Com mediana de seguimento de cerca de 50 meses, a taxa de resposta objetiva nos tumores renais foi de 67% (11% respostas completas), com mediana de tempo até resposta de 11,1 meses e duração de resposta ainda não alcançada; a sobrevida livre de progressão mediana foi de 49,8 meses, com aproximadamente 79% dos pacientes livres de progressão em 42 meses. Houve resposta objetiva em 48% dos pacientes com hemangioblastomas de sistema nervoso central, em 91% daqueles com tumores neuroendócrinos pancreáticos (metade com resposta completa) e melhora em 93% dos pacientes com hemangioblastomas de retina.

Nos quatro anos anteriores ao estudo, 46 pacientes haviam realizado 86 procedimentos cirúrgicos ou radioterápicos para tumores relacionados à doença de von Hippel-Lindau, número que caiu para 18 procedimentos em 16 pacientes após o início do belzutifan, indicando redução relevante da necessidade de intervenções.

Os eventos adversos relacionados mais frequentes foram anemia (89%) e fadiga (66%); eventos grau 3 ocorreram em 18% dos pacientes, principalmente anemia (11%), sem eventos grau 4 ou 5 atribuídos ao tratamento e sem novos sinais de toxicidade além do perfil já conhecido do fármaco. Reduções de dose devido a eventos adversos relacionados ao tratamento foram necessárias em apenas 16% dos casos.

Conclusão do Trabalho

O seguimento de aproximadamente 50 meses do LITESPARK-004 confirma que o belzutifano produz respostas frequentes e duradouras em tumores renais e em outras neoplasias associadas à doença de von Hippel-Lindau, com estabilização ou regressão sustentada do volume tumoral e baixa taxa de eventos adversos graves relacionados ao tratamento. A redução expressiva na necessidade de procedimentos cirúrgicos ao longo do estudo sugere que o uso prolongado de belzutifan pode postergar ou evitar cirurgias em múltiplos órgãos, sem novos sinais de toxicidade além daqueles já descritos.

Comentário Editorial

O seguimento estendido do LITESPARK-004 reforça o belzutifano como opção sistêmica central na doença de von Hippel-Lindau, mostrando não apenas manutenção, mas incremento das taxas de resposta com o passar do tempo. No relato inicial do estudo, publicado no New England Journal of Medicine com mediana de seguimento de cerca de 22 meses, a taxa de resposta objetiva em carcinoma de células renais associado à doença de von Hippel-Lindau foi de 49%; já na análise atual, com aproximadamente 50 meses de seguimento, essa taxa sobe para 67%, com duração de resposta ainda não alcançada. Análises específicas de hemangioblastomas de sistema nervoso central também mostram aumento da taxa de resposta com seguimento mais prolongado, sugerindo recrutamento tardio de respostas em parte das lesões. Em tumores neuroendócrinos pancreáticos, a taxa de resposta permanece muito elevada, com incremento na proporção de respostas completas à medida que o tempo de exposição se alonga.

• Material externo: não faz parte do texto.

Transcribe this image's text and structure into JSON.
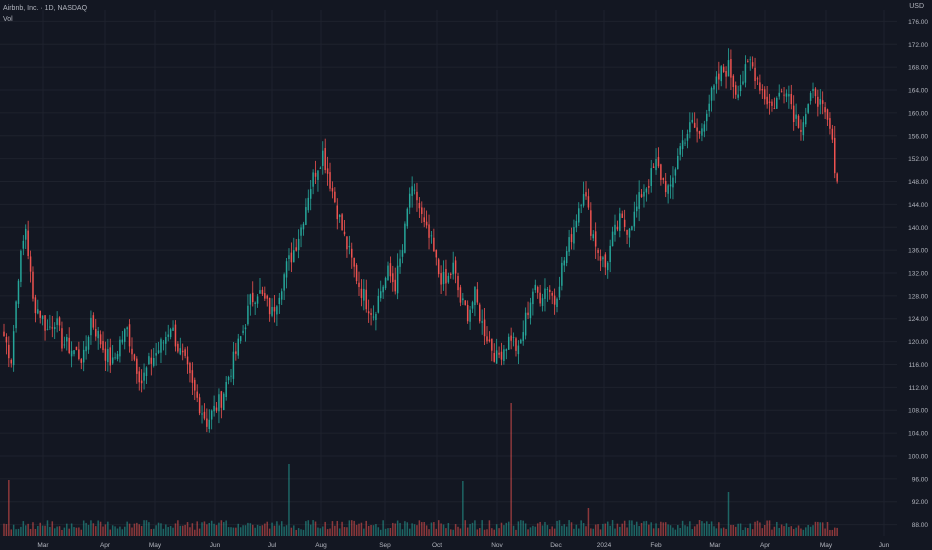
{
  "header": {
    "symbol_line": "Airbnb, Inc. · 1D, NASDAQ",
    "volume_label": "Vol",
    "currency": "USD"
  },
  "colors": {
    "up": "#26a69a",
    "down": "#ef5350",
    "background": "#131722",
    "grid": "#1e222d",
    "text": "#b2b5be"
  },
  "chart_data": {
    "type": "candlestick",
    "y_ticks": [
      "176.00",
      "172.00",
      "168.00",
      "164.00",
      "160.00",
      "156.00",
      "152.00",
      "148.00",
      "144.00",
      "140.00",
      "136.00",
      "132.00",
      "128.00",
      "124.00",
      "120.00",
      "116.00",
      "112.00",
      "108.00",
      "104.00",
      "100.00",
      "96.00",
      "92.00",
      "88.00"
    ],
    "ylim": [
      86,
      178
    ],
    "x_ticks": [
      "Mar",
      "Apr",
      "May",
      "Jun",
      "Jul",
      "Aug",
      "Sep",
      "Oct",
      "Nov",
      "Dec",
      "2024",
      "Feb",
      "Mar",
      "Apr",
      "May",
      "Jun"
    ],
    "close_path": [
      121,
      117,
      132,
      140,
      127,
      125,
      122,
      124,
      120,
      119,
      118,
      117,
      124,
      121,
      118,
      116,
      120,
      122,
      117,
      113,
      116,
      118,
      120,
      123,
      119,
      116,
      112,
      109,
      106,
      108,
      110,
      114,
      118,
      122,
      127,
      129,
      127,
      125,
      129,
      133,
      136,
      140,
      146,
      150,
      153,
      148,
      143,
      138,
      134,
      130,
      127,
      125,
      129,
      132,
      130,
      136,
      146,
      145,
      140,
      137,
      132,
      130,
      133,
      127,
      125,
      128,
      123,
      120,
      117,
      119,
      121,
      118,
      124,
      129,
      128,
      130,
      127,
      133,
      137,
      142,
      147,
      140,
      136,
      133,
      138,
      141,
      140,
      142,
      146,
      148,
      151,
      148,
      146,
      153,
      156,
      158,
      156,
      161,
      164,
      167,
      168,
      164,
      166,
      169,
      166,
      163,
      161,
      163,
      165,
      160,
      158,
      161,
      164,
      160,
      157,
      148
    ],
    "volume_spike_index": 70,
    "grid": true
  }
}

Por outro lado, é importante reconhecer as limitações do estudo: trata-se de estudo de fase 2, braço único, com número relativamente pequeno de pacientes, população selecionada (maioria com performance 0 e tumores renais menores que 3 cm) e sem comparação formal com a estratégia tradicional baseada em vigilância e cirurgias seriadas. Além disso, não há dados sistemáticos de qualidade de vida e o uso crônico de uma droga alvo-específica com custo elevado exige análise de custo-efetividade e discussão de acesso, particularmente em sistemas de saúde como o brasileiro.

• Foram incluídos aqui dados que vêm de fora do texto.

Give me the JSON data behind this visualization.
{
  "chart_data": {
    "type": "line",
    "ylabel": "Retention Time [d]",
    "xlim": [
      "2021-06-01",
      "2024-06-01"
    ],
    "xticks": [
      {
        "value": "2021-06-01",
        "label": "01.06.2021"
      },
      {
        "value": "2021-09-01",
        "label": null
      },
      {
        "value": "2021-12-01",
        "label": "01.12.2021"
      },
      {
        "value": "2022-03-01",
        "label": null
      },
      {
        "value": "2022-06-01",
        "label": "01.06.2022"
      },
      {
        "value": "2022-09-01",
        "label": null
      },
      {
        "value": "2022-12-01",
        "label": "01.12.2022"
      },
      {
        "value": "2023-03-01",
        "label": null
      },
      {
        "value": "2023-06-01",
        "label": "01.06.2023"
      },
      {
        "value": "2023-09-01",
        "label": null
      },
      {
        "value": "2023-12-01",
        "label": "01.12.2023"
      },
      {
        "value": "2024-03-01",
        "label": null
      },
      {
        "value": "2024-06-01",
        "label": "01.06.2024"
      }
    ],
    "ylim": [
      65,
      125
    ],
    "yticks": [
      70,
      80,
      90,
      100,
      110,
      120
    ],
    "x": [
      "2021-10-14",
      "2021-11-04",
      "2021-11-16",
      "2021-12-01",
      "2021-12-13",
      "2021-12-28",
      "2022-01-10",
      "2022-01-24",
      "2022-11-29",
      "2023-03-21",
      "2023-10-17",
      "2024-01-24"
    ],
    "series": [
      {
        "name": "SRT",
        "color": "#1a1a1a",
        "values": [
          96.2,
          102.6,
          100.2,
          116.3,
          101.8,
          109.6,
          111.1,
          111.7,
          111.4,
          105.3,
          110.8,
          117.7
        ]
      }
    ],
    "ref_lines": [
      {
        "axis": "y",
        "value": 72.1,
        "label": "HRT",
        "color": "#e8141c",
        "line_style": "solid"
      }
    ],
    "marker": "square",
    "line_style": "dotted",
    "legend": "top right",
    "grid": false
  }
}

Ainda assim, o conjunto de evidências aponta o belzutifano como uma ferramenta importante para pacientes com síndrome VHL, de modo a reduzir intervenções cirúrgicas ao longo da vida, desde que com monitorização cuidadosa de anemia e hipóxia.

Referência

Srinivasan R, Iliopoulos O, Beckermann KE, Narayan V, Maughan BL, Oudard S, et al. Belzutifan for von Hippel-Lindau disease-associated renal cell carcinoma and other neoplasms (LITESPARK-004): 50 months follow-up from a single-arm, phase 2 study. Lancet Oncology. Published online April 12, 2025. doi:10.1016/S1470-2045(25)00099-3.